In recent weeks, the New York Stock Exchange and NASDAQ have both discussed moving their data centers out of New Jersey in response to reports that New Jersey may impose a tax on share transfers. Technology has made it easier to process trades outside of physical New York trading floors, and the tax may encourage moving transfers of shares from one exchange to another. Countries like Sweden and Germany have experienced corporate relocations and declining levels of trade after enacting a tax on stock transfers, leading them to repeal their taxes afterwards.
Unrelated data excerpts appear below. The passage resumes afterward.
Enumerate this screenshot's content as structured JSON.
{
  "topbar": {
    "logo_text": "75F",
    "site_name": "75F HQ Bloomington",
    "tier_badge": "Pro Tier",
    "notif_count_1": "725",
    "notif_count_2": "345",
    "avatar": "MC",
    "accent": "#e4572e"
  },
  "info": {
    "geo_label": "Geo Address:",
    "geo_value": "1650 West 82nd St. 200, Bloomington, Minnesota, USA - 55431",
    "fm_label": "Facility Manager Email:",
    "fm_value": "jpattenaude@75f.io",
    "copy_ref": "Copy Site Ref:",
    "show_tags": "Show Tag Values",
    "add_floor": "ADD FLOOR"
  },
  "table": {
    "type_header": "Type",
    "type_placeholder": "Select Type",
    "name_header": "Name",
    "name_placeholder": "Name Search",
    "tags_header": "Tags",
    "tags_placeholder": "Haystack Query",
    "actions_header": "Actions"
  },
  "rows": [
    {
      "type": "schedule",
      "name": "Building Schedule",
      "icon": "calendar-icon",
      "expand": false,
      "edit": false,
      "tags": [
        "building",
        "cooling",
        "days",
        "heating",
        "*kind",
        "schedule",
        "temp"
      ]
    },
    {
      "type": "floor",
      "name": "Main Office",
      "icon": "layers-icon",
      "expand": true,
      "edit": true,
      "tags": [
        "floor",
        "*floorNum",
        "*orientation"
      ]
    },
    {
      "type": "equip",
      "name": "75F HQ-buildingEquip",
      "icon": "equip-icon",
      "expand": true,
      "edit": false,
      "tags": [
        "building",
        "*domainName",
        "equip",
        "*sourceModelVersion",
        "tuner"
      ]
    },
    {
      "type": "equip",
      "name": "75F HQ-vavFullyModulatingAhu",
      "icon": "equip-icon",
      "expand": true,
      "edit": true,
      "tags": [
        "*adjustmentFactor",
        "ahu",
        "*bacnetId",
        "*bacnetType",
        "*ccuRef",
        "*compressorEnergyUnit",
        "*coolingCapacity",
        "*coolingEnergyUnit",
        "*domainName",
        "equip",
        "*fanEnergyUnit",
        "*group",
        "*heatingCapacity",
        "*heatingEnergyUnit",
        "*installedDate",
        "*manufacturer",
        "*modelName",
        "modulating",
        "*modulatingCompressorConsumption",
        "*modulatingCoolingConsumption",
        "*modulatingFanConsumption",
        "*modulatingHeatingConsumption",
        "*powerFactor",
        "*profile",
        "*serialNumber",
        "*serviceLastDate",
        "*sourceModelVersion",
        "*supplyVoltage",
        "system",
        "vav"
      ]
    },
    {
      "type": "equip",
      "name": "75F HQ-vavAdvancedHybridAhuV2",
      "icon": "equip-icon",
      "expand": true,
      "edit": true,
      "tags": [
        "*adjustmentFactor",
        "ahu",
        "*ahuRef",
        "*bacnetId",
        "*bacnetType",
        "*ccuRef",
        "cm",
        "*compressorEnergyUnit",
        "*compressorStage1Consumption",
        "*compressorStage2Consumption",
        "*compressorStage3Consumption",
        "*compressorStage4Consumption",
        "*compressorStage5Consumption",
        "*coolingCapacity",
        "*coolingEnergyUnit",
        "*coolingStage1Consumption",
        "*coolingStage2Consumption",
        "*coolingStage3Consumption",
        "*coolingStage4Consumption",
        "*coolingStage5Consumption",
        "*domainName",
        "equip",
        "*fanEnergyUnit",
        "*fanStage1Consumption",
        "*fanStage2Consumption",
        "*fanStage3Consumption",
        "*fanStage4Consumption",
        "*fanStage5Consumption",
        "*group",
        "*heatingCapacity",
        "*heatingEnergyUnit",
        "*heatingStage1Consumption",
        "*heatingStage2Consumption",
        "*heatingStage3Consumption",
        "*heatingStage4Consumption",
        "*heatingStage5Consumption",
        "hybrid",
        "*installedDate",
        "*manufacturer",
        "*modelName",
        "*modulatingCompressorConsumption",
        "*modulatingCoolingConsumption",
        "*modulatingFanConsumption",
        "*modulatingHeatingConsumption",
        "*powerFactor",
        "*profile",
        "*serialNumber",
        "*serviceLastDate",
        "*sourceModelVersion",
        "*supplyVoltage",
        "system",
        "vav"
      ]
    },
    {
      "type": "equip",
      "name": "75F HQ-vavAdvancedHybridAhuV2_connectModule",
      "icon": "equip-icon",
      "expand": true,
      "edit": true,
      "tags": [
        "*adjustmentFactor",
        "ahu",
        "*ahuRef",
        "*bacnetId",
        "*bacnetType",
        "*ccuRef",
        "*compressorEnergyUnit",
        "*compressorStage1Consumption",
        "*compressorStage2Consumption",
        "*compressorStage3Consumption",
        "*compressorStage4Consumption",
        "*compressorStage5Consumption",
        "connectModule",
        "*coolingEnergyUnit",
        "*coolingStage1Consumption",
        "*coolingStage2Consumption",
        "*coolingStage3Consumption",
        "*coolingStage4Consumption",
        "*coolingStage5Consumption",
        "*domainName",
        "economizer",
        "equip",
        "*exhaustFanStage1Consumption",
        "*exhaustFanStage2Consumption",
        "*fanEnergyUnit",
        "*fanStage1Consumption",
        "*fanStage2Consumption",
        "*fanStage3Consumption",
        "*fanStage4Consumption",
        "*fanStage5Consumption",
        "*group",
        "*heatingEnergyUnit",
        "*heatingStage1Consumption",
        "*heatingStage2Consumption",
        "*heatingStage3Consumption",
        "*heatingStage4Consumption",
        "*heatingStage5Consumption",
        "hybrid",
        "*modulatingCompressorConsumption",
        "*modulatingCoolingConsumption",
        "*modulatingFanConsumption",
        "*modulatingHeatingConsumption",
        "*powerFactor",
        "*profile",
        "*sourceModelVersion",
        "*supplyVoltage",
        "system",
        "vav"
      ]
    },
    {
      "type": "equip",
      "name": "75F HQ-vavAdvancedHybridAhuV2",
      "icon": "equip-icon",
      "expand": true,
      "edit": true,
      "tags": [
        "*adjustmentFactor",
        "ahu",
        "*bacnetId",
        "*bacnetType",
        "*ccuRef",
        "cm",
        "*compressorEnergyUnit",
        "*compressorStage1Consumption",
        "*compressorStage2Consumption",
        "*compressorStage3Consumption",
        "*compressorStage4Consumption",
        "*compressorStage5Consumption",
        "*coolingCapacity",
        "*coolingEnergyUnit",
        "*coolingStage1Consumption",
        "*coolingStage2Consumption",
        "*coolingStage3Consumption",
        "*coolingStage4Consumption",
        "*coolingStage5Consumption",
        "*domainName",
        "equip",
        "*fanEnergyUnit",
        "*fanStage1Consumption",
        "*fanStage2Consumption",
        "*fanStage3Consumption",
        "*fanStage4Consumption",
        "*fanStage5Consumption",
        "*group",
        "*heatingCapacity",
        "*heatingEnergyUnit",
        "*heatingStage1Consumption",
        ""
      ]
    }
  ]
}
Even if the tax is passed on to consumers through higher fees, a tax implemented only in New York will impact location decisions, as these fees will make New York-based businesses less competitive.

Three bills to restore the tax have been introduced in the Legislative Assembly. Two of those bills – introduced by State Senator Zellnor Myrie and one introduced by Assembly Member Erik Dilan – would reduce the rebates to 60% and 80%, respectively. Since these proposals maintain the current definition of a transfer, any transaction processed out of state would likely avoid taxation. As a result, traders would be incentivized to move trade processing out of New York City, which would reduce potential income; but companies would not have a strong incentive to physically leave the state if transactions processed outside New York by New York-based companies are not taxable.

Another bill, sponsored by State Senator James Sanders Jr. and Assembly Member Phil Steck, would completely repeal the rebate and broaden the tax base to include transactions where any trade-related action. occurs in the state or if a party involved in the transaction works or lives in New York. The application of the tax, which places New York businesses and investors at a significant competitive disadvantage compared to merchants located outside New York. Unlike the other proposals, expanding the definition of a taxable transaction would encourage companies to physically move their business operations out of New York. This proposal may generate considerably more revenue than others in the short term, but once businesses decide to eliminate their taxes payable, collections will go down and jobs could be lost.

New York’s fiscal discrepancies are real, but the projected income from the stock transfer tax stimulus is not a real solution. New York’s leaders should reject the proposals and instead make other tough choices to balance New York’s budget.

The Citizens Budget Commission has identified more than $ 8 billion in options to close the current year gap and not hurt New York’s competitiveness. They include using state funds for rainy days, selling assets like golf courses, cutting back aid to wealthy school districts, and funding critical capital investments like the maintenance of roads and bridges with debt instead of tax revenue. Capital projects are an appropriate use of debt because the assets created will be used by future generations. Additional gap-closing measures will need to be adopted in the years to come, but New York’s severe fiscal crisis must not be addressed with policies that would hurt future economic growth.